Иногда им удавалось видеться. Редко — но удавалось. Иногда выпадали даже короткие, но такие сладостные мгновения физической близости: иной раз — где-нибудь в сарае, на соломе, или в полуразрушенном особняке, но на вполне приличной кровати, или на полу в курной избе. Сжимая Шангина в объятиях. Надежда забывала обо всем: о холоде, о грязи, об усталости. О смерти, что караулит за порогом их убежища. Существовал только этот данный Богом миг. И — их любовь.

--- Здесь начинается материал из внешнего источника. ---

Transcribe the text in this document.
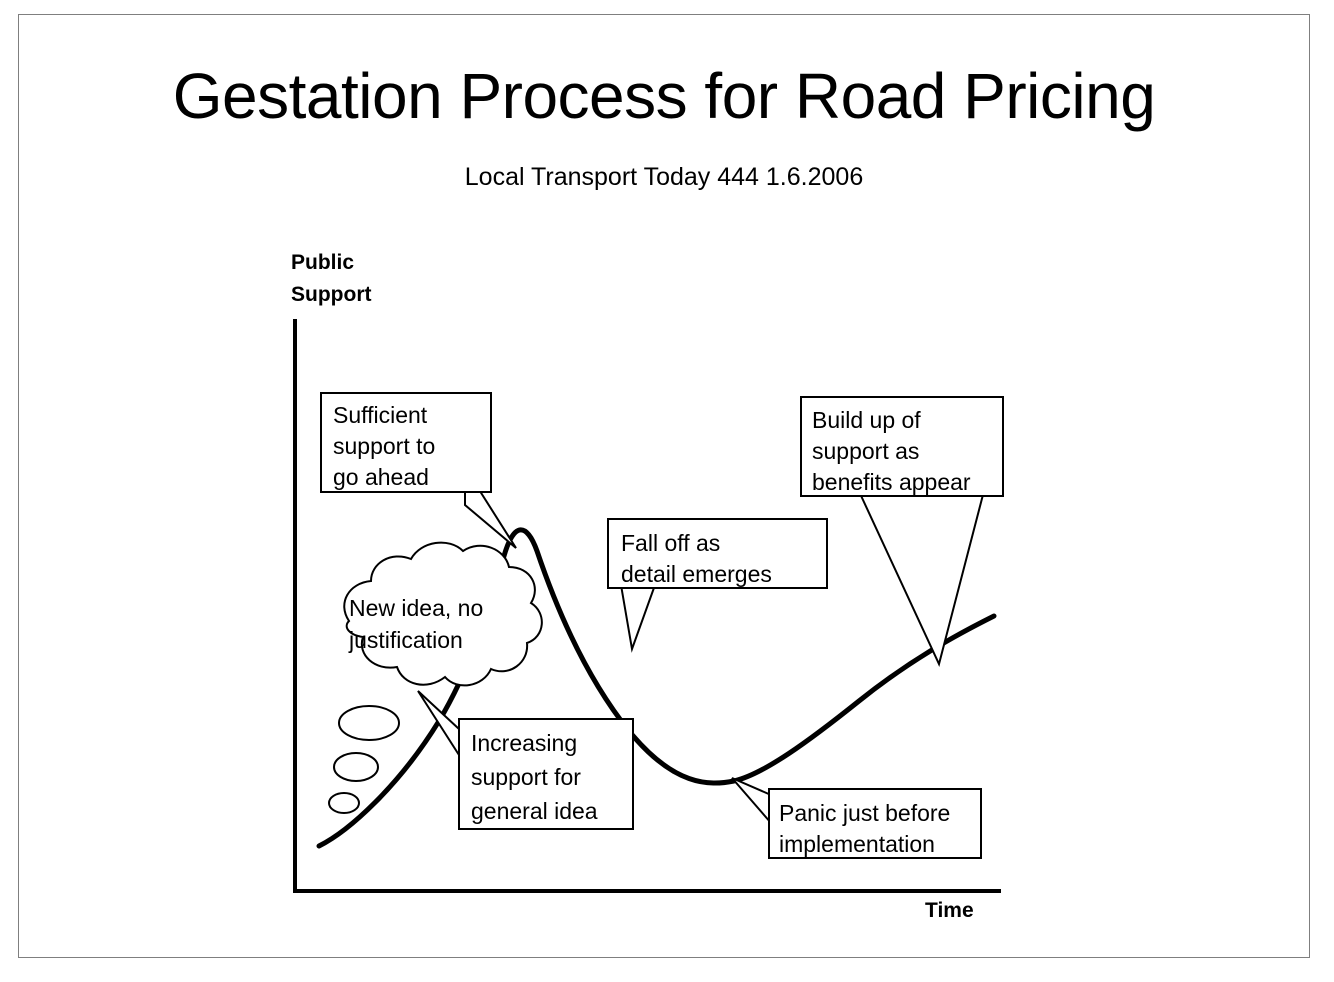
Gestation Process for Road Pricing
Local Transport Today 444 1.6.2006
Public
Support
Time
New idea, no
justification
Sufficient
support to
go ahead
Fall off as
detail emerges
Build up of
support as
benefits appear
Increasing
support for
general idea	Panic just before
implementation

Надежда не уставала благодарить Бога за эту любовь. За то, что все еще остается желанна Василию: несмотря на худобу, огрубевшее от ветра лицо и предательски пахнущие керосином волосы. После Надежда так сокрушалась об одном упущенном свидании, когда после тяжелого боя она уснула, а Василий пришел навестить ее и пожалел, не стал будить:
"Пронизывающий ветер дул в окна, в углу оплывала свеча. Горячий чай в никелевой кружке казался мне драгоценным напитком, а солома, постланная на полу, чудесным пуховиком. После моего первого боевого дня я спала так крепко. И не слыхала я, что поздней ночью был в штабе тот, кто был мне дороже жизни. Не слыхала, что стоял надо мной и сна моего не потревожил. А только после его смерти прочла я в его дневнике запись, помеченную тем днем, той ночью: "Чуть не заплакал над спящим бедным моим Дю, свернувшийся комочек на соломе, среди чужих людей"".
О том, что она — единственная женщина на передовой, что ее подвиг во имя любви к поручику Шангину давно уже стал легендой, передаваемой из уст в уста, что все офицеры завидуют ему из-за того, что у него есть здесь любящая и любимая женщина, — обо всем этом Надежда даже не думала. Она вообще не считала свой поступок подвигом. Подвиг — это то, что совершаешь нехотя, через силу, потому что должен это совершить. А она просто не могла поступить иначе! Она не могла бы жить вдали от него! Она просто сошла бы с ума!